As the global spread of novel coronavirus (SARS-CoV-2) continues to escalate, so has the demand for personal protective equipment (PPE), creating global shortages in the supply of N95 filtering face respirators (FFRs) and surgical masks. N95 FFRs are recommended by the World Health Organization (WHO) and the Centers for Disease Control and Prevention (CDC) for use by healthcare providers (HCPs) caring for coronavirus disease (COVID-19) patients requiring airborne precautions and during aerosol-generating procedures [1, 2] . Therefore, N95 FFRs are most commonly needed for HCPs in acute care and inpatient settings.

In contrast, surgical masks are recommended for use by HCPs to protect against the risk of droplet transmission in a broader range of inpatient healthcare settings, as well as outpatient settings (e.g. COVID-19 assessment centres, long-term care facilities, and community care settings) [2] [3] [4] . As the supply of N95 FFRs is threatened, HCPs may resort to use of surgical masks for airborne precautions [3, [5] [6] [7] . Surgical masks are also recommended for use by patients with suspected or confirmed COVID-19 to prevent potential spread in a variety of healthcare settings [2, 4] . Several institutions now recommend that everyone entering the hospital setting wear a surgical mask [8] .

These practices have created an unprecedented demand for surgical masks; unfortunately, the capacity for surge production of PPE is not sustainable in the long-term [5] [6] [7] . As most facemask PPE are designed for single-use, mask rationing and conservation is now a top priority globally [9] . Mask reuse is now suggested as a crisis capacity strategy to conserve available supplies during a pandemic [2, [9] [10] [11] , and much attention has now turned to decontaminating facemasks. Several strategies have been evaluated, including ultraviolet germicidal irradiation (UVGI), chemical disinfectants, and microwave-and heat-based methods; however, most of this literature has focussed on the decontamination of N95 FFRs [12] [13] [14] .

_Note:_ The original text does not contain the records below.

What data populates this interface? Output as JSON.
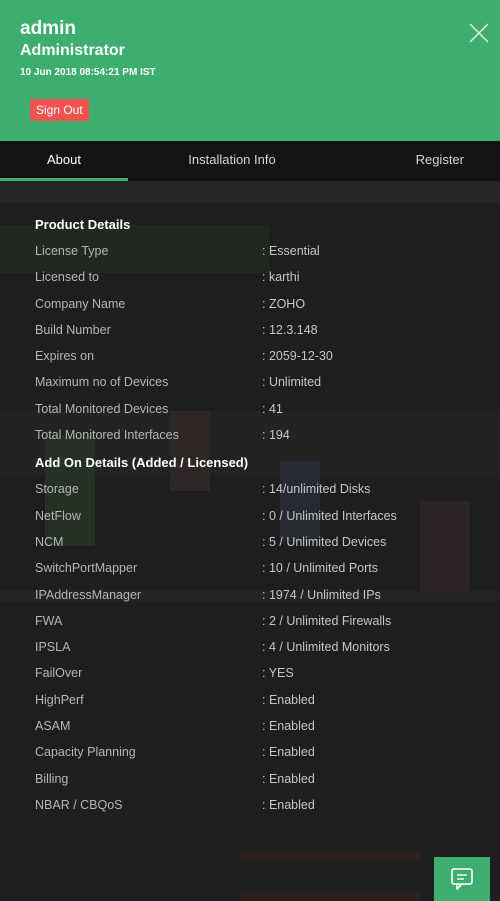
{
  "header": {
    "user": "admin",
    "role": "Administrator",
    "timestamp": "10 Jun 2018 08:54:21 PM IST",
    "signout_label": "Sign Out"
  },
  "tabs": [
    {
      "label": "About",
      "active": true
    },
    {
      "label": "Installation Info",
      "active": false
    },
    {
      "label": "Register",
      "active": false
    }
  ],
  "product": {
    "title": "Product Details",
    "rows": [
      {
        "key": "License Type",
        "value": ": Essential"
      },
      {
        "key": "Licensed to",
        "value": ": karthi"
      },
      {
        "key": "Company Name",
        "value": ": ZOHO"
      },
      {
        "key": "Build Number",
        "value": ": 12.3.148"
      },
      {
        "key": "Expires on",
        "value": ": 2059-12-30"
      },
      {
        "key": "Maximum no of Devices",
        "value": ": Unlimited"
      },
      {
        "key": "Total Monitored Devices",
        "value": ": 41"
      },
      {
        "key": "Total Monitored Interfaces",
        "value": ": 194"
      }
    ]
  },
  "addons": {
    "title": "Add On Details  (Added / Licensed)",
    "rows": [
      {
        "key": "Storage",
        "value": ": 14/unlimited Disks"
      },
      {
        "key": "NetFlow",
        "value": ": 0 / Unlimited Interfaces"
      },
      {
        "key": "NCM",
        "value": ": 5 / Unlimited Devices"
      },
      {
        "key": "SwitchPortMapper",
        "value": ": 10 / Unlimited Ports"
      },
      {
        "key": "IPAddressManager",
        "value": ": 1974 / Unlimited IPs"
      },
      {
        "key": "FWA",
        "value": ": 2 / Unlimited Firewalls"
      },
      {
        "key": "IPSLA",
        "value": ": 4 / Unlimited Monitors"
      },
      {
        "key": "FailOver",
        "value": ": YES"
      },
      {
        "key": "HighPerf",
        "value": ": Enabled"
      },
      {
        "key": "ASAM",
        "value": ": Enabled"
      },
      {
        "key": "Capacity Planning",
        "value": ": Enabled"
      },
      {
        "key": "Billing",
        "value": ": Enabled"
      },
      {
        "key": "NBAR / CBQoS",
        "value": ": Enabled"
      }
    ]
  },
  "colors": {
    "accent": "#3dae6f",
    "signout": "#ef5350",
    "panel_bg": "#1e1e1e"
  },
  "icons": {
    "close": "close-icon",
    "chat": "chat-icon"
  }
}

The evidence on the efficacy and safety of decontamination and reuse of surgical masks is unclear. The objective of this systematic review was to evaluate and synthesize the evidence on decontamination interventions for the purpose of surgical mask PPE reuse.

This systematic review protocol was designed a priori, registered on PROSPERO (April 15 th , 2020; CRD42020178290), and uploaded as a pre-print on Open Science Framework (April 8 th , 2020; https://osf.io/8wt37/) [15] . The reporting of this systematic review is in accordance with the Preferred Reporting Items for Systematic Reviews and Meta-Analyses (PRISMA) statement (Appendix A) [16] .

Studies were eligible for inclusion if the following criteria were met: 1) The study was original research, including systematic reviews; 2) The study evaluated surgical facemask PPE or their components; 3) The study evaluated any intervention(s) to decontaminate, sterilize or treat surgical masks (applied either before or after their use) for the purposes of reuse as PPE; 4) At least one of the following efficacy or safety outcomes of interest was reported: a) mask performance (i.e. filtration efficiency and airflow resistance); b) reduction in pathogen load; c) in vivo infection rates following use of decontaminated masks; d) changes in physical appearance (i.e. mask appearance or physical degradation); e) adverse effects experienced by the wearer (e.g. skin irritation); or f) feasibility of the intervention (e.g. time, cost, resource utilization). We excluded editorials, case reports, narrative reviews, study protocols, clinical practice guidelines, grey literature, book chapters, and patents.

Two health sciences librarians (LS, MS) searched the following electronic databases from their dates of inception to April 8 th Citations were imported into Endnote and duplicates were removed.

Citations were uploaded to insightScope (www.insightscope.ca) for title/abstract screening and full text review. Citation screening for title/abstract and full text review stages was conducted independently and in duplicate by a team of 11 reviewers recruited from McMaster University, the University of Ottawa, and the University of Manitoba. Prior to gaining access to the full set of citations, each reviewer read the systematic review protocol and was required to achieve a sensitivity of at least 80% when screening a test set of 50 citations (containing five true positives and 45 true negatives). Reviewers achieving less than 80% sensitivity on the test set were provided with additional training. At both title/abstract and full text review, citations were excluded only if both reviewers agreed to exclude; disagreements were resolved by the study leads (DZ, KC) where necessary. Upon completion of full text review, the study co-lead (DZ) reviewed all retained citations to identify potential duplicates and confirm eligibility. The reference lists of all citations included for full text review were searched for potential eligible citations that may have evaded the initial database search.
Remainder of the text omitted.